Vatican City : Pope Francis convenes his parallel cabinet on Tuesday for a first round of talks on reforming the Catholic Church, bringing eight cardinals from around the globe together in a novel initiative to get local church leaders involved in helping make decisions for the 1.2-billion strong universal Catholic Church.
While the aim is for Pope Francis to get advice, the Argentine Jesuit has already started making a mark on his own, with important Vatican appointments already made and clear-cut indications of the direction he wants to take the church that have elated liberals and alarmed many conservatives.
Pope Francis' recent interview with a Jesuit journal, in which he called for more balance between the church's rules on issues like abortion, homosexuality and contraception and the need for it to be a more welcoming, merciful place for all, has become the must-read mission statement of his papacy.
It's unclear which of those issues feature in the 80-odd documents that will be considered by the pope and his so-called “Group of Eight” cardinals meeting behind closed doors this week. One core agenda item is certain: overhauling the Vatican bureaucracy, an antiquated administration that is universally disparaged as unhelpful to both the pope and the bishops it's designed to serve.
The scandal over leaked documents last year showed the Vatican bureaucracy to be a dysfunctional warren of political infighting and turf battles, fuelling calls for reform from the cardinals who elected Francis pope.
Beyond the scandal, local church leaders have long bemoaned that Vatican courts take years to process requests for annulments and that Vatican offices are simply unresponsive to requests from them and lay faithful. Pope Francis himself is a critic, frequently telling Vatican officials to be more pastors than bureaucrats. Just this weekend, he told the Vatican police force that it was their job to stop the “devil” from creating internal wars through Vatican employees spreading gossip.
“It's a war that you don't fight with weapons, but with your tongue,” he said.
The Curia is organized according to a 1988 document “Pastor Bonus,” which metes out the work and jurisdictions of the congregations, councils, courts and other offices that make up the governance of the church.
“No, that constitution is over,” he told the Catholic channel Salt and Light Television. “Now it's something different. We need to write something different. But it's not going to take one month or two months.”
Indeed, no decisions are expected this week from the talks, and the pope has said reform takes time.
That hasn't stopped reform groups from pinning their hopes for a more progressive church on Pope Francis and his council of cardinals, who hail from North and South America, Africa, Asia, Europe and Australia.

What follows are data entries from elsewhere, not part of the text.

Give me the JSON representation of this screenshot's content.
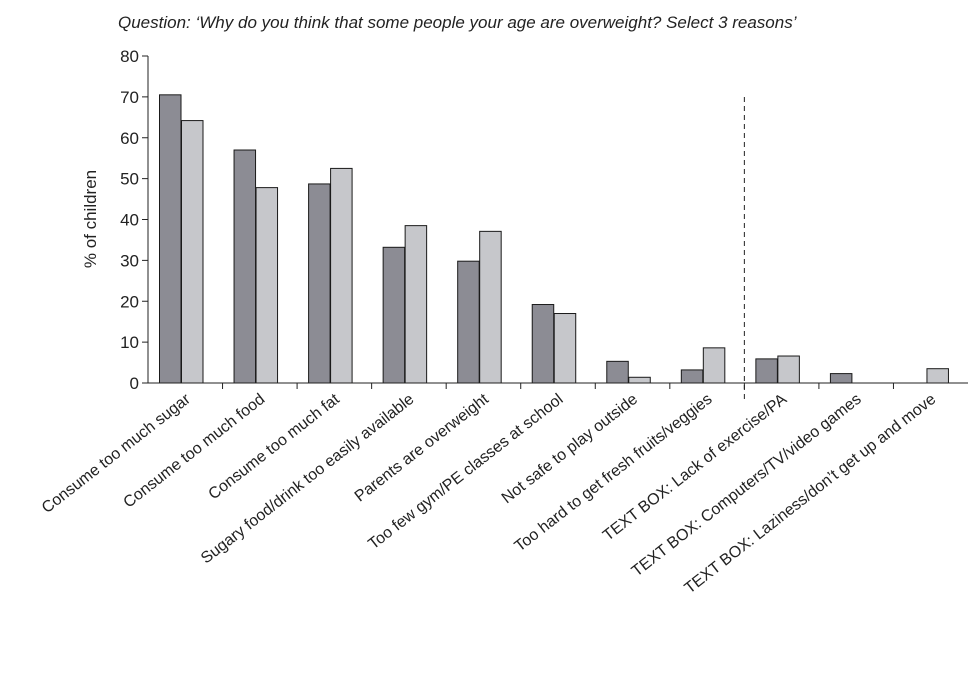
{
  "chart_data": {
    "type": "bar",
    "subtitle": "Question: ‘Why do you think that some people your age are overweight? Select 3 reasons’",
    "xlabel": "",
    "ylabel": "% of children",
    "ylim": [
      0,
      80
    ],
    "yticks": [
      "0",
      "10",
      "20",
      "30",
      "40",
      "50",
      "60",
      "70",
      "80"
    ],
    "grid": false,
    "legend": "none",
    "categories": [
      "Consume too much sugar",
      "Consume too much food",
      "Consume too much fat",
      "Sugary food/drink too easily available",
      "Parents are overweight",
      "Too few gym/PE classes at school",
      "Not safe to play outside",
      "Too hard to get fresh fruits/veggies",
      "TEXT BOX: Lack of exercise/PA",
      "TEXT BOX: Computers/TV/video games",
      "TEXT BOX: Laziness/don’t get up and move"
    ],
    "series": [
      {
        "color": "#8c8c94",
        "values": [
          70.5,
          57,
          48.7,
          33.2,
          29.8,
          19.2,
          5.3,
          3.2,
          5.9,
          2.3,
          0
        ]
      },
      {
        "color": "#c6c7cb",
        "values": [
          64.2,
          47.8,
          52.5,
          38.5,
          37.1,
          17.0,
          1.4,
          8.6,
          6.6,
          0,
          3.5
        ]
      }
    ],
    "divider_after_category": 7
  }
}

The worldwide church reform group We Are Church has written Francis asking for greater say among lay Catholics about the selection of bishops and for church officials to be removed from office if they mishandled cases of sexually abusive priests.
“Our fondest hope is that Pope Francis will accept a delegation of our leaders at the Vatican,” organizer Rene Reid said in a statement. “He has been reaching out to atheists, gays and others. He wants dialogue. We want that too.”
Conservatives and traditionalists, however, have reacted with dismay and downright alarm at the direction Pope Francis has taken, particularly in the interview with the Jesuit-run La Civilta Cattolica, in which he bemoaned the church's obsession with “small-minded rules.”
American canon lawyer Edward Peters suggested that Pope Francis wasn't referring to abortion in rejecting such rules, but rather more superfluous ones like the one dictating who can march under the flag of certain religious societies on feast days.
Conservative commentator George Neumayr went further, writing in The American Spectator that Pope Francis was in sore need of “correcting.” Pope Francis' “culturally conditioned liberalism threatens to undermine the unity and orthodoxy of the faith,” he wrote.